NASFUND is the PNG's largest super fund for its private sector workers. The newsletter story of Lae is a very depressing story that can be replicated for most urban areas in the country. It makes me very embarrassed that my country after some 35 years after Independence is still a struggling third world country but on the developing country's listing.

Yes, time will fix things in PNG but whether for better or worse still remains very much to be seen. Australian aid money for development effort must be fairly well spread out in key priority areas to make some sort of a big difference at the end of each budget year.

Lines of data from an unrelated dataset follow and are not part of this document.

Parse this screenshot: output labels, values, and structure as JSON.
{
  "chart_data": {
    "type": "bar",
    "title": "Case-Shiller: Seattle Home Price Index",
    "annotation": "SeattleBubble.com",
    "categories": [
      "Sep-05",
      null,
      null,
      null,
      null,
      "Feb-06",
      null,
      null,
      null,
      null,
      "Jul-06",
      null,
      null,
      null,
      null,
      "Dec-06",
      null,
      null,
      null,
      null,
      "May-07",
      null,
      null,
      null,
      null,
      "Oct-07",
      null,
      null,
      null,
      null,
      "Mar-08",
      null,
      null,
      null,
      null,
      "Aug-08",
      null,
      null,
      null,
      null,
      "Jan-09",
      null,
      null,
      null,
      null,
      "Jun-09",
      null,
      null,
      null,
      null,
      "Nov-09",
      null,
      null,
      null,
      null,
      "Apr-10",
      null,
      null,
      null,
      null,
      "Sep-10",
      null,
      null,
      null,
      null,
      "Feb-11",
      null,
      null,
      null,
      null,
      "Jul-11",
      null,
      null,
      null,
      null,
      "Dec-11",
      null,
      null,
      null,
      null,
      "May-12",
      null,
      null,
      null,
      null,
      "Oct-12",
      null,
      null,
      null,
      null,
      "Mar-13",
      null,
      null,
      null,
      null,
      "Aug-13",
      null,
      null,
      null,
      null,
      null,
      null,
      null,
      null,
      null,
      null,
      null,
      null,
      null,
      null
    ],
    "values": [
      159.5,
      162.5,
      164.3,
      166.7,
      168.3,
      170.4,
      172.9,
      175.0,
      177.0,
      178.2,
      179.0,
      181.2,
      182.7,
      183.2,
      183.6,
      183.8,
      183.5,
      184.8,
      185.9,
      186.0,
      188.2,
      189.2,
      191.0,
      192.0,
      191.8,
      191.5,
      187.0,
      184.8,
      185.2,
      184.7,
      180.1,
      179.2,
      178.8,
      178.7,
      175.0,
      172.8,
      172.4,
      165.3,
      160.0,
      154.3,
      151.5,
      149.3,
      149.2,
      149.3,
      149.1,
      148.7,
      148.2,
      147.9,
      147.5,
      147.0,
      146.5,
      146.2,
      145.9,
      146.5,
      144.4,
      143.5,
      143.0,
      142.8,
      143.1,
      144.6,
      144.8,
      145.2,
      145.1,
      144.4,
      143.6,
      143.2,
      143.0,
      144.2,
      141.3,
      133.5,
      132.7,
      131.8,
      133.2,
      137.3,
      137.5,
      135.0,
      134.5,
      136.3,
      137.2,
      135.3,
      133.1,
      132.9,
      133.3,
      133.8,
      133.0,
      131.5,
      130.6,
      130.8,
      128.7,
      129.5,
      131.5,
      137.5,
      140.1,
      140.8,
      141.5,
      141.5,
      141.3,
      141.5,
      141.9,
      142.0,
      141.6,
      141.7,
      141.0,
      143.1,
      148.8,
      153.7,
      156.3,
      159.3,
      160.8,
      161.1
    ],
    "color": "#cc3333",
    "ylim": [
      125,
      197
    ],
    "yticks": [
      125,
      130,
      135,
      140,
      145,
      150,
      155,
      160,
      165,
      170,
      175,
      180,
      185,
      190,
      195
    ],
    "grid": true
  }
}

While it may seem to be too hard now, it's all a matter of priory that the PNG government must train and discipline itself to be good at doing.

Phil Fitzpatrick

This is an astonishing article, particularly considering where it appears. It makes the media reports about the provincial governor's latest preoccupations sound even more obscene. It also casts doubts on John Fowke's opinion that time will fix things in PNG. The situation in Lae is outrageous and needs to be fixed now. I think Luther Menge was instrumental in scuttling the use of Australian police in PNG. Clearly the police force needs beefing up, de-corrupting and resourced to help with situations like these. Come on AusAid, take the money away from the Coffey consultants and pour it into law and order.